Preparing the side for their ninth appearance at a World Cup, coach Peter Gerhardsson will be without Barcelona forward Fridolina Rolfo, who is being rested, as well as the injured trio of Juventus defender Amanda Nilden, AC Milan attacking midfielder Kosovare Asllani, and Arsenal forward Lina Hurtig.
While the Swedes will play all their Group G games at the Women's World Cup against South Africa, Italy and Argentina on New Zealand soil, they are taking the opportunity to familiarise themselves with the lengthy trip to that part of the world.
For Gustavsson, who has dealt with a constant string of injuries in his side, it is with relief that he can welcome players back for this window. They include Paris Saint-Germain goalkeeper Lydia Williams as well as midfielders Clare Wheeler, Emily van Egmond and Elise Kellond-Knight, who makes her Matildas return after more than 12 months out of the side with injury. Gustavsson said it is an emotional moment for the 113-cap veteran, and while it is wonderful to welcome her back into the green and gold, expectations should be managed.

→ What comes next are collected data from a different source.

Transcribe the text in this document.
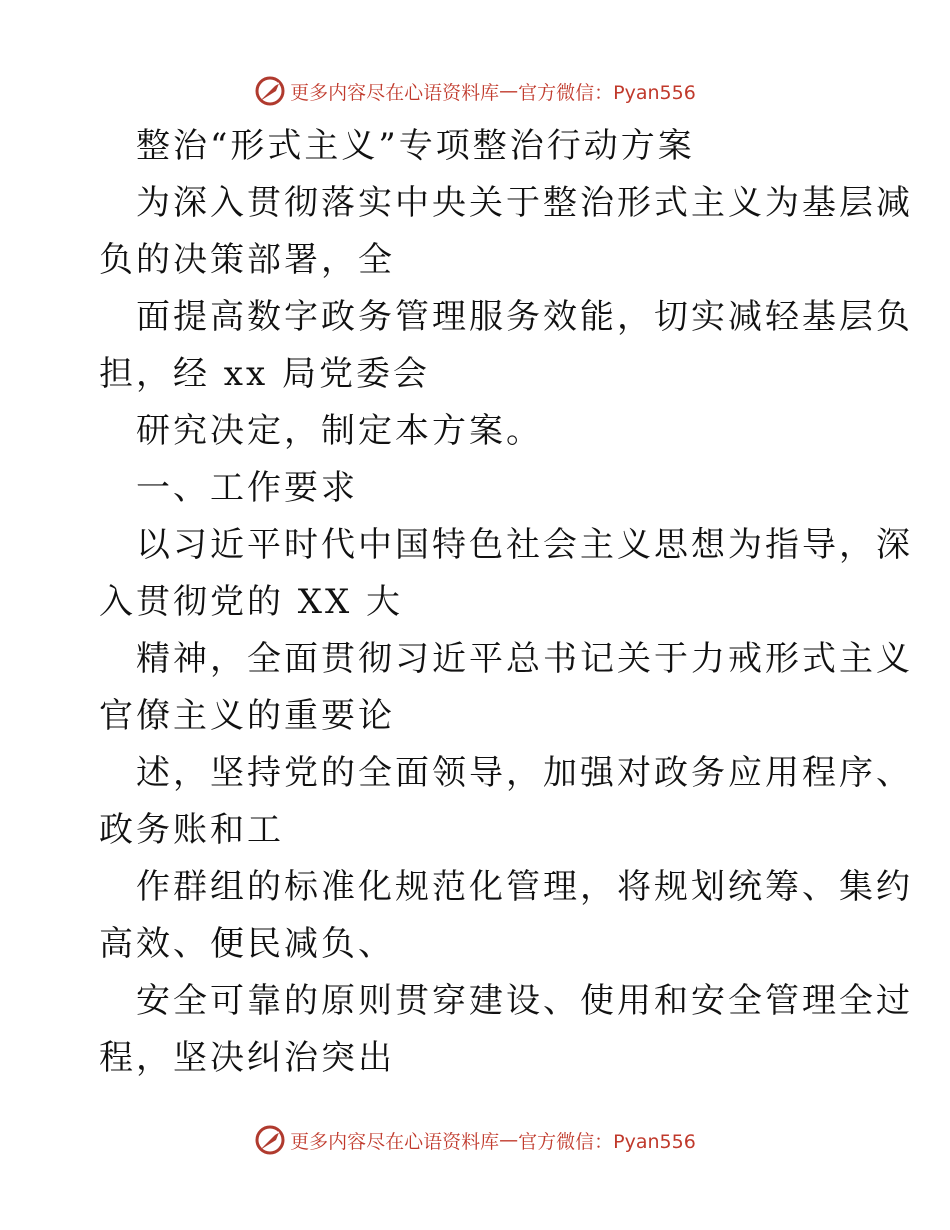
更多内容尽在心语资料库 — 官方微信：Pyan556
整治“形式主义”专项整治行动方案
为深入贯彻落实中央关于整治形式主义为基层减
负的决策部署，全
面提高数字政务管理服务效能，切实减轻基层负
担，经 xx 局党委会
研究决定，制定本方案。
一、工作要求
以习近平时代中国特色社会主义思想为指导，深
入贯彻党的 XX 大
精神，全面贯彻习近平总书记关于力戒形式主义
官僚主义的重要论
述，坚持党的全面领导，加强对政务应用程序、
政务账和工
作群组的标准化规范化管理，将规划统筹、集约
高效、便民减负、
安全可靠的原则贯穿建设、使用和安全管理全过
程，坚决纠治突出
更多内容尽在心语资料库 — 官方微信：Pyan556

"We shouldn't expect anything of 'K-K' right now" he told ESPN. "We should just be happy that she is back training with us and she is back with the team. It's a big step back into international football, she's been gone for over 700 days from international football, let's just be really happy to have her back in Australia and back with the national team to begin with."
Katrina Gorry has been in imperious form in the Matildas midfield, but the presence of van Egmond and a potentially in-form Kellond-Knight as options for next year, while reviving halcyon memories of the so-called golden generation of Matildas, adds to the welcome headache Gustavsson has in the middle of the park.
After signing for Melbourne Victory for the coming A-League Women's season, Kellond-Knight will continue her progress back to full strength under Gustavsson's nose in Australia. However, after just finishing the season with Hammarby in the Damallsvensken, her experience against Swedish opposition could prove valuable on the weekend.
In fact, Sweden is a popular spot for many current Matildas with Kyra Cooney-Cross plying her trade alongside Kellond-Knight, Teagan Micah enjoying success at reigning champions Rosengard and Aivi Luik a midseason addition to BK Hacken. Gorry and Charli Grant are at Vittsjo along with Clare Polkinghorne, who is closing in on becoming the third Australian footballer to chalk up 150 senior appearances for the national team.
Australia are back at AAMI Park for the first time in more than three years, and, while they will relish the opportunity to re-familiarise themselves with the venue that will host their final Women's World Cup group game against Canada on July 31 next year, a strong showing will also allow them to build on confidence and momentum, the two key intangibles that could make all the difference in eight months' time.